PARIS — Olympic pole vault champion Nina Kennedy will defend her world title in Tokyo on September 13, while Jamaican sprint icon Shelly-Ann Fraser-Pryce is set to bid farewell to the track at the World Athletics Championships after a career that redefined women’s sport.
Kennedy has not competed since last year’s Paris Games, where she became the first Australian woman to capture Olympic gold in a field event, undergoing hamstring surgery after suffering three strains in just six weeks.
The rehabilitation wiped out her entire build-up to the September 13 to 21 worlds, forcing her to forgo all Diamond Athletics League meets and enter Tokyo on a wildcard.
“Only training for six weeks, we’ve pushed my body to the absolute limits just to get here,” Kennedy said according to Reuters.
“It creates niggles elsewhere — in the back, in the quad — so I can’t say I have full confidence in my body. But I do have full confidence that the injury is okay.”
The 28-year-old estimated she was at about 80% fitness and held little hope of being at her peak at Tokyo after trying to squeeze four months’ preparation into less than two.
If it were earlier in her career, she might have skipped the event, she conceded.
But reckoning she has only three years left at the highest level, Kennedy said she wanted to give Tokyo a “red, hot crack” and did not rule out nabbing a spot on the podium.
It has been an emotional tightrope for the reigning champion, who said she had worked closely with her sports psychologist to “adjust the goalposts” and focus more on process than outcome.
“There’s a mongrel in me, I’ve got this dog in me,” Kennedy said.
“I have no right to think I can come off surgery and get back on the podium, but that’s the challenge we’ve set. That’s what excites me.”
She said a first-attempt clearance above 4.80 metres might be enough for a medal in a post-Olympic year, but would not know her limits until competition day.
“I haven’t stepped foot in an arena since Paris. I’m not sure where I’m at, but I’m embracing the vulnerability,” she added.
Taking a longer view, Kennedy, whose personal best is 4.91m, hopes to become the fifth woman to clear the five-metre barrier and ultimately perhaps even challenge Yelena Isinbayeva’s long-standing world record (5.06m).
“I see myself as the best athlete out there. Why not?” she said.
Fraser-Pryce, three-time Olympic and 10-times world gold medallist, announced she would compete for one more season in 2025, saying she had unfinished business after withdrawing from the 100 metres final at last year’s Paris Olympics due to injury.

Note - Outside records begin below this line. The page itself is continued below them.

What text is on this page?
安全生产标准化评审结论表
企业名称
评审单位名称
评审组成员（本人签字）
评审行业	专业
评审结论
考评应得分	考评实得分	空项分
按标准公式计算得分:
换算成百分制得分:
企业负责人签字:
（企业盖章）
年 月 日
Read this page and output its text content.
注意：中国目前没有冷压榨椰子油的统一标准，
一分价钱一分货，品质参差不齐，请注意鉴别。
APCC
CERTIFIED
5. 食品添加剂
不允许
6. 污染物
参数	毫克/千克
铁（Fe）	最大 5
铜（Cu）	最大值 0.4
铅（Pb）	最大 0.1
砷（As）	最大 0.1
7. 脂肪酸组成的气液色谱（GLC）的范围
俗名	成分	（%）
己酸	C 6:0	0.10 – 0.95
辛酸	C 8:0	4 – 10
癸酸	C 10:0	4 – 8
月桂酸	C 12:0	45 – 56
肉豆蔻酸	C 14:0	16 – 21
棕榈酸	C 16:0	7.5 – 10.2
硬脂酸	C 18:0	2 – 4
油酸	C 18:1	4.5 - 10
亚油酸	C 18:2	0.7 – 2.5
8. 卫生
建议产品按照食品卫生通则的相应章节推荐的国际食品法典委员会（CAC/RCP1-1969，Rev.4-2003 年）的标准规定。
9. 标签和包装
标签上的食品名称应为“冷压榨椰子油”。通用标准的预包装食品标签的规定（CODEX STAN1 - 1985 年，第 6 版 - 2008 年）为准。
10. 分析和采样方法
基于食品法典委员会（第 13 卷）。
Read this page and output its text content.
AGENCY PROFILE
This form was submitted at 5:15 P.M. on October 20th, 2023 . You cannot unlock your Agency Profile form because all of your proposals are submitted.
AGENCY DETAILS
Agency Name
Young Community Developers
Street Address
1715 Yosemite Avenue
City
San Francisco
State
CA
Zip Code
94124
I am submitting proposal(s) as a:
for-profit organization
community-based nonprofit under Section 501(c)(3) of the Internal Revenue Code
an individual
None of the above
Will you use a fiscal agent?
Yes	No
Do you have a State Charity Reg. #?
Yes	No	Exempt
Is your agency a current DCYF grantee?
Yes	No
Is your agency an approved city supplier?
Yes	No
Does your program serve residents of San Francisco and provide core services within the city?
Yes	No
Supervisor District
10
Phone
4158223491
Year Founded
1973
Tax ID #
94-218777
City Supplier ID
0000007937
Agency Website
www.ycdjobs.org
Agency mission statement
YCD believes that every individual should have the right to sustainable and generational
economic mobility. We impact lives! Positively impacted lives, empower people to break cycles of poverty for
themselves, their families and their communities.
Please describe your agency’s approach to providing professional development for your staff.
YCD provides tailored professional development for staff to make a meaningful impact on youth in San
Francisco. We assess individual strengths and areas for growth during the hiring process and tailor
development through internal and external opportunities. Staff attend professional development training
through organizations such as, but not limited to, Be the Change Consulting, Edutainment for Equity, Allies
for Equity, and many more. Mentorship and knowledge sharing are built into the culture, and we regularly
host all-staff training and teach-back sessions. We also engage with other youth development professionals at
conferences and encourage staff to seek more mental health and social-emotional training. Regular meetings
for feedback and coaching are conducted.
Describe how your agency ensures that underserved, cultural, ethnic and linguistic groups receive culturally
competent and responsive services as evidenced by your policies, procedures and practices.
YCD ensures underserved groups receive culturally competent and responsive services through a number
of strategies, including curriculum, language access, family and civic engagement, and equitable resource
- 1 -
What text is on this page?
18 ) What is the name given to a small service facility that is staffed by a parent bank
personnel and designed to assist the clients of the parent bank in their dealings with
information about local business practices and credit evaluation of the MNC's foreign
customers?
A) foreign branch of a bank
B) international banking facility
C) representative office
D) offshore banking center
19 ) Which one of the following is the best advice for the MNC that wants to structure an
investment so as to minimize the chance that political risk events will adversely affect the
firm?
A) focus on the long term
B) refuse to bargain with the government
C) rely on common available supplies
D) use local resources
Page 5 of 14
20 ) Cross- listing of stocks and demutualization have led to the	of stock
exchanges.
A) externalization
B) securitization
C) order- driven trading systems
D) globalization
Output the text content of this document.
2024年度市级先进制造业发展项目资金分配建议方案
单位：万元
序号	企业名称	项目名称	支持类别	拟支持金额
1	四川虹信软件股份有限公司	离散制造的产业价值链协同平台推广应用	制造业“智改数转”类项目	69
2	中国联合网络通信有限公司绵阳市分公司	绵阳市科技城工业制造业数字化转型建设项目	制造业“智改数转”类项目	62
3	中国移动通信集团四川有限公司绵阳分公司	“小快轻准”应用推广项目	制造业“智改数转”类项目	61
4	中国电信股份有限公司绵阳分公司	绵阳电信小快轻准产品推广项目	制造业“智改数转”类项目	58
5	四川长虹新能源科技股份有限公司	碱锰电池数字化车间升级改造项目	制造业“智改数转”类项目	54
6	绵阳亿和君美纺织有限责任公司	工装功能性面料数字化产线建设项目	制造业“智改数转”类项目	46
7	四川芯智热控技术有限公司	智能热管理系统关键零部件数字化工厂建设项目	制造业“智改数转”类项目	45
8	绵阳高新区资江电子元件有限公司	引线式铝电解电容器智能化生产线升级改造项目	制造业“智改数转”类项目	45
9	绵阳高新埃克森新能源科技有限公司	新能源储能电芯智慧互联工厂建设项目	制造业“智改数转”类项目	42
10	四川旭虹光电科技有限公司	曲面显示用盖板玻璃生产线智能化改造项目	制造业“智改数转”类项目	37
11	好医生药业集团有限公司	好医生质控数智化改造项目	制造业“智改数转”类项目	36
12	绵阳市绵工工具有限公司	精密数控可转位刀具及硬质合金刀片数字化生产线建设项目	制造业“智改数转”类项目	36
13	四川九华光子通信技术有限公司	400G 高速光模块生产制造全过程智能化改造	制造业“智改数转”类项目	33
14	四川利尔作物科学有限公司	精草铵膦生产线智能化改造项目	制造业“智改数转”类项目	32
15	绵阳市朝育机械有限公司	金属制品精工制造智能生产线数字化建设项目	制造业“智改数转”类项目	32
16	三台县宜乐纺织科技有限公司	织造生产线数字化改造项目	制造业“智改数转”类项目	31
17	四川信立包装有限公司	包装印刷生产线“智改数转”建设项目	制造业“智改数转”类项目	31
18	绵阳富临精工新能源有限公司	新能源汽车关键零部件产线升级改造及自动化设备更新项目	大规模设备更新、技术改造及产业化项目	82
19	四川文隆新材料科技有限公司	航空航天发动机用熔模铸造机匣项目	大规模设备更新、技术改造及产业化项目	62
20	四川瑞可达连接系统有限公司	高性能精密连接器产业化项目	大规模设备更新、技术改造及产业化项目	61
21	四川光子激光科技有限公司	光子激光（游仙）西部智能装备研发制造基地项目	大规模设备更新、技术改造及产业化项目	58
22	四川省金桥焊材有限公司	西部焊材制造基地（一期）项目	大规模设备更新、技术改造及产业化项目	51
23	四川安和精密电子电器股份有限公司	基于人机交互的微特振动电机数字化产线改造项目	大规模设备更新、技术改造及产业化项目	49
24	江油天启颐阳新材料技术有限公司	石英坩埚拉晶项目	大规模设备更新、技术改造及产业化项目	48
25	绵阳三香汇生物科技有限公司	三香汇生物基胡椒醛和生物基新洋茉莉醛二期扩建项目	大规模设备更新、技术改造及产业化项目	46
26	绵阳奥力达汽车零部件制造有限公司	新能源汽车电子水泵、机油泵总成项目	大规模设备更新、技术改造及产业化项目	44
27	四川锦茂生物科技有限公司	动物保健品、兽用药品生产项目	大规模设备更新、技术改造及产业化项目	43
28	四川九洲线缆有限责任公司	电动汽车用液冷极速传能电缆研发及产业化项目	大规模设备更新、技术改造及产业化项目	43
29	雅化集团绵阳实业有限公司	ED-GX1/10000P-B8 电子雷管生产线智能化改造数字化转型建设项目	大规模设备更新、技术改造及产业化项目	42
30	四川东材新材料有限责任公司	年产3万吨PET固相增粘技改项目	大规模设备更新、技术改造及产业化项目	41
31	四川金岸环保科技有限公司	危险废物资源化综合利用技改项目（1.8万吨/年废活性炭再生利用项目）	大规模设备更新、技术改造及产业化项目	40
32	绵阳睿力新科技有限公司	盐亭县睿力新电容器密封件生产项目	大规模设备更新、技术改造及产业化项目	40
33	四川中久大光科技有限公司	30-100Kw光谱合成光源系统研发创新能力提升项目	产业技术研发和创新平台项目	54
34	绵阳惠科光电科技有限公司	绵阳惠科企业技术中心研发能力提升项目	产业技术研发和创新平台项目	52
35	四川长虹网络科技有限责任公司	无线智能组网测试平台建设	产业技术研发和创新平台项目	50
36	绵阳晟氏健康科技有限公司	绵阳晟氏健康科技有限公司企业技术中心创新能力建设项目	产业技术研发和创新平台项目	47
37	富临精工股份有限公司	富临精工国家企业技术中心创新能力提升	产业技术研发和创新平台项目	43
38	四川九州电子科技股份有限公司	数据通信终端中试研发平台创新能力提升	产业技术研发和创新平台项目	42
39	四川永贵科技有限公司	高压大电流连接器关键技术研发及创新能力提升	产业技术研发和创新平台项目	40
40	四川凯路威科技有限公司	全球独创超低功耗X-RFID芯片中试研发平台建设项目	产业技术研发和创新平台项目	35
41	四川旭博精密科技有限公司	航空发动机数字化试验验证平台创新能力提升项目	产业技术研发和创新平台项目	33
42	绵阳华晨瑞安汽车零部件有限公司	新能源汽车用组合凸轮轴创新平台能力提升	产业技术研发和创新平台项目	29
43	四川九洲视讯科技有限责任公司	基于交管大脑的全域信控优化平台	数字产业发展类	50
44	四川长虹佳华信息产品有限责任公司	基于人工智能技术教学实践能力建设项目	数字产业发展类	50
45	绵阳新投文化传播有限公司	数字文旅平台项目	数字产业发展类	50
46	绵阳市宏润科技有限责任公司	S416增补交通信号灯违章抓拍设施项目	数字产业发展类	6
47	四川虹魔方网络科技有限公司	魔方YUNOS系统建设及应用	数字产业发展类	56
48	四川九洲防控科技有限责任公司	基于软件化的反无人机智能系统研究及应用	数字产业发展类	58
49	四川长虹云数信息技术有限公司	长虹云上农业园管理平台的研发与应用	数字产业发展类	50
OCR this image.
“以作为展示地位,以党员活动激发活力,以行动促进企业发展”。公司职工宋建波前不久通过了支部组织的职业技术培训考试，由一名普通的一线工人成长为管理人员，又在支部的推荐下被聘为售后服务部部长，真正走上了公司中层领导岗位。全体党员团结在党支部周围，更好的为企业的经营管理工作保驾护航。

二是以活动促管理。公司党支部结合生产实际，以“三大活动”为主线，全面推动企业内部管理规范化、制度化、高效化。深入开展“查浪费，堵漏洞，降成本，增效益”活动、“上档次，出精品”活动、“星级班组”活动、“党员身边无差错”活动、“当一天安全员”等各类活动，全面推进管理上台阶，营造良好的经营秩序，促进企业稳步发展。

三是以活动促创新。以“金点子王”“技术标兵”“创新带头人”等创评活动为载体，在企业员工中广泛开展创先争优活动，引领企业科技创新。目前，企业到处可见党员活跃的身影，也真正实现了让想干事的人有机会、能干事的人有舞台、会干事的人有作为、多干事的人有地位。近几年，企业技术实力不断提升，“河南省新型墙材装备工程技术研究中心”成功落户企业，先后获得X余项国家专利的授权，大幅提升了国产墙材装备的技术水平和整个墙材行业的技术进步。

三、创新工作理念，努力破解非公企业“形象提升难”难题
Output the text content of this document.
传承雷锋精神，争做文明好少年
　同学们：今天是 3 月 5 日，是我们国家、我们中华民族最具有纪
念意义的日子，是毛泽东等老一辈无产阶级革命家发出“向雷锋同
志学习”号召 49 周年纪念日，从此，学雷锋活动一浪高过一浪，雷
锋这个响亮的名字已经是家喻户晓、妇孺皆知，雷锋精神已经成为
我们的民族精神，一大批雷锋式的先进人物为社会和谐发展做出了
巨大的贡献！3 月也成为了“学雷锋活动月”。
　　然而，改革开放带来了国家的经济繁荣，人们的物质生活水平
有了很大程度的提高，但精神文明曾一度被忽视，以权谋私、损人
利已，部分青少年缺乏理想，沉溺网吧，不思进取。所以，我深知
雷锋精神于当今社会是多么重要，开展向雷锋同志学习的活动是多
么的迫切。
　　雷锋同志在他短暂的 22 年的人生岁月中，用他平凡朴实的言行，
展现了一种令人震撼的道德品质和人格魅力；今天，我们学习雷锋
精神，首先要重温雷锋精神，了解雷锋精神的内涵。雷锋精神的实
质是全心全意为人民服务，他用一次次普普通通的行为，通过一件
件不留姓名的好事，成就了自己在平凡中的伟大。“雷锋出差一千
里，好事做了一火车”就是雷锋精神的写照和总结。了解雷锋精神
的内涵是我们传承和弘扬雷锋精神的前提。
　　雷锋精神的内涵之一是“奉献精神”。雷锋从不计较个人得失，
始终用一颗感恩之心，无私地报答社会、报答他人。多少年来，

“I didn’t get the opportunity to do what I know I could have done in that moment,” 38-year-old Fraser-Pryce said on a video call with reporters.
“And it was hurtful. It was the first time in my entire career that I’ve never been able to step to a line to compete.”
Despite limited races this season, the five-foot sprinter known affectionately as the “Pocket Rocket” qualified for her ninth world championships by finishing third at the Jamaican trials in the 100m.
Fraser-Pryce called it a “full-circle moment” from her first world championships in Osaka in 2007, where she travelled as a reserve for the 4x100m relay team.
“I just remember being so unsure of who I was, very mediocre goals, just happy to be there,” she said. “Fast forward to being here now, being able to be in this moment and confident of who I am, the woman I am, the mother I am, the athlete I am, it’s just such a remarkable feeling.”